Friday, December 8, 2006

It Was 26 Years Ago Today...

It is strange sometimes the days that human beings choose to observe. A nation's government can declare a day a "national holiday" and, yet, no one will celebrate it (for example, Columbus Day). At the same time, however, there are traditional holidays that nearly everyone celebrates and, yet, somehow they have never been granted them the status of national holidays (for example, Halloween and Valentine's Day). And then there are those days we choose to observe as individuals ourselves. These are days when something important occurred in our lives--when someone was born, when someone died, when someone got married, and so on. This is one of those days for me. The difference is that today it was not someone I knew personally who died, yet someone who had an enormous impact on my life regardless.

It was 26 years ago today that John Lennon was murdered in front of the Dakota in New York City. Every year I observe the day by listening to several Beatles songs and John Lennon songs, and usually watching one of The Beatles movies (this year it will probably be Yellow Submarine). If I could, I would probably even take the day off from work. And I'm not the only one who observes this day. Every year in New York City, Lennon fans gather in the area of Central Park known as Strawberry Fields. Music is banned there all year around with the exception of one day--the day of Lennon's death. On this day every year fans will be allowed to sing and play Lennon's songs there. I'm sure that there are mass observances elsewhere, particularly in his hometown of Liverpool. Neither the United Kingdom nor the United States have ever declared the day of Lennon's death a national holiday. I doubt it will ever be declared a day of mass mourning. And yet I suspect many, many more people observe it than Labour Day.

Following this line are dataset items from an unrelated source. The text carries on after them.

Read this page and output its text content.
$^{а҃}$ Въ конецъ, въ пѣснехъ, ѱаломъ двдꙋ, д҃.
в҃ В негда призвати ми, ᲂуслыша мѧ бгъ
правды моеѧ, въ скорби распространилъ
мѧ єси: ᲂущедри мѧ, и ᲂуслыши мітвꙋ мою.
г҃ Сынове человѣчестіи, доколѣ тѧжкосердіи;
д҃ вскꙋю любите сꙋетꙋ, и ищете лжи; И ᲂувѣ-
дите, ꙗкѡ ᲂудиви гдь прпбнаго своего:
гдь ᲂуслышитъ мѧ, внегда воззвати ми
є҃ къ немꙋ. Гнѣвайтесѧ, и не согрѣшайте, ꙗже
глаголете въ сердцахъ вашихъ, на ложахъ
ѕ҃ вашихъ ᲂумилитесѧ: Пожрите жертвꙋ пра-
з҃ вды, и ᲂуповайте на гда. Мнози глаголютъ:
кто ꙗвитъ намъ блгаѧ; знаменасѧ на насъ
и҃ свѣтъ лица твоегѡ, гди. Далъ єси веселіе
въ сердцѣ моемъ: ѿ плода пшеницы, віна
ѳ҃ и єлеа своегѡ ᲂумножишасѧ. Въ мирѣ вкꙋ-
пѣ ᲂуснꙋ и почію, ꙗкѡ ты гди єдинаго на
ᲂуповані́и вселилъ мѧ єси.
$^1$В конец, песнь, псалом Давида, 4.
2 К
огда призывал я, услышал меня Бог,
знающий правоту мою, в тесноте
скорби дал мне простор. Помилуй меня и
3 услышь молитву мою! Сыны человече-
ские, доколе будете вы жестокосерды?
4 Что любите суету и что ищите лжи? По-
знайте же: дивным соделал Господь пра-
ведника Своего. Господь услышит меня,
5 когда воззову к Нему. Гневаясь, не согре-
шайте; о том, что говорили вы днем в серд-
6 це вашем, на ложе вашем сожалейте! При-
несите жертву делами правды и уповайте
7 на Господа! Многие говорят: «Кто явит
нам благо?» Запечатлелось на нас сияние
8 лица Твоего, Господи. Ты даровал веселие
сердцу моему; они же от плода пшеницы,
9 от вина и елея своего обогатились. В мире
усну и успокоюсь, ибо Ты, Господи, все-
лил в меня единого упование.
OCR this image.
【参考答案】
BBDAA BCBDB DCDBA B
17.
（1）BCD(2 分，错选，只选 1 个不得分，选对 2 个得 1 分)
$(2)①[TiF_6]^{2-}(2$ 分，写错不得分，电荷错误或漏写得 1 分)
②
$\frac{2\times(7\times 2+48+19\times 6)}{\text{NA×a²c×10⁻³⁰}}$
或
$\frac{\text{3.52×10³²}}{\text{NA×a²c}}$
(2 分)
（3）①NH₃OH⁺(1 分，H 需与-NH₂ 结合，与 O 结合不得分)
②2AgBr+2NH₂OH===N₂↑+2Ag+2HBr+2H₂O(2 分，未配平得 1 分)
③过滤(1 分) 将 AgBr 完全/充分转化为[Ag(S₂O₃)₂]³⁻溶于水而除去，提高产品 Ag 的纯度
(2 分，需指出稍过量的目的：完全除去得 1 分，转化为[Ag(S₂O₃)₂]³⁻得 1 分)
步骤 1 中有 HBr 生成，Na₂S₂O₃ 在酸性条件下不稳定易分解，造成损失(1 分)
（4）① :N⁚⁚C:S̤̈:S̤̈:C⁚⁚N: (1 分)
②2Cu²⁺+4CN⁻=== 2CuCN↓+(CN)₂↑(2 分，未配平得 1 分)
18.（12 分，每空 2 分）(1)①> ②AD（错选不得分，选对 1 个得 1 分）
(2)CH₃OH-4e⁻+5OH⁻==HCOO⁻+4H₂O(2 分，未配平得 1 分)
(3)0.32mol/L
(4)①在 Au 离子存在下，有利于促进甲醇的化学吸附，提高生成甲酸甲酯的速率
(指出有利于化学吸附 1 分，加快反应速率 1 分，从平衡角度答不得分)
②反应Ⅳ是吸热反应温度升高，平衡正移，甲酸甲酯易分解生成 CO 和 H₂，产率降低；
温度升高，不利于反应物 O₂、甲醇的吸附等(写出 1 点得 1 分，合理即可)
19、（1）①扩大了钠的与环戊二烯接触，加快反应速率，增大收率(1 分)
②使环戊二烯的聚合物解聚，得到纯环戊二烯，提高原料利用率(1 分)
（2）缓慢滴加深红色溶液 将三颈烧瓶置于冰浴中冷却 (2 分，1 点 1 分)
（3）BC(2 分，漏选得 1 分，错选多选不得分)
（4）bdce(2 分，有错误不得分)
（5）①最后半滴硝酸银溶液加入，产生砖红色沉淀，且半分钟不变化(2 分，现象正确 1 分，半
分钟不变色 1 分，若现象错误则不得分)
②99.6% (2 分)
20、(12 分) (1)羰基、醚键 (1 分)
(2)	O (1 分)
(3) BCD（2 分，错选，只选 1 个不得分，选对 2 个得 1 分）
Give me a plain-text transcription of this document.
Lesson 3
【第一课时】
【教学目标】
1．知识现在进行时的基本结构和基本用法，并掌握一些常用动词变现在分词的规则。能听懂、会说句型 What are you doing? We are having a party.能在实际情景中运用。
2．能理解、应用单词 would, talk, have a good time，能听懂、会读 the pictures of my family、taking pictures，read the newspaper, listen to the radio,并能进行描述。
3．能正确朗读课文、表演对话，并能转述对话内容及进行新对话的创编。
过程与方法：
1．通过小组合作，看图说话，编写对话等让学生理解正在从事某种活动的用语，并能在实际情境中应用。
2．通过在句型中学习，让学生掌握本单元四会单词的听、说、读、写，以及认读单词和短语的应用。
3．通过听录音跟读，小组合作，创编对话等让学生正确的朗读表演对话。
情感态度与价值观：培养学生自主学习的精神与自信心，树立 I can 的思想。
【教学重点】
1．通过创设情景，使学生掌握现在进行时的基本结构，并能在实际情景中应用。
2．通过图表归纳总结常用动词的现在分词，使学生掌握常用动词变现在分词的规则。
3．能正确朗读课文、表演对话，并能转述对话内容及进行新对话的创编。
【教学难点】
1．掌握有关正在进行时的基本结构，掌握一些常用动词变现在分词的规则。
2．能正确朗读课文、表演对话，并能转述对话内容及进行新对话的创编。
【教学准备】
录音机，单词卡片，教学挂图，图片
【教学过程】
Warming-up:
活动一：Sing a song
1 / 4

The reasons for this are very simple. Often times nations will arbitrarily decide to declare a holiday in the name of an idea. An example of this is Labour Day. Unfortunately, what governments don't realise is that people simply aren't that thrilled about celebrating ideas. Other times they will declare a national holiday in honour of some event or someone who actually had little impact on people's lives and hence seems distant and important to them. An example of this is Columbus Day. Given that people already lived in the Americas, the idea that Columbus "discovered" the Americas is debatable. For that matter, he was never even close to North America and Leif Ericson crossed the Atlantic long before Columbus. But the day of John Lennon's death is different. Lennon had an enormous impact on individual's lives. His music is still popular after over forty years. Arguably, of all the composers of the 20th century, Lennon and McCartney may well have had the biggest influence on popular music, more so than even Berlin, the Gershwins, and Porter. It is for that reason that over 5000 people gathered outside the Dakota the day of his death to mourn him. And for that reason that people still mourn him. And while I doubt the day of his death will ever be declared a national holiday, it really won't matter. People will still be observing the day of his death a century from now.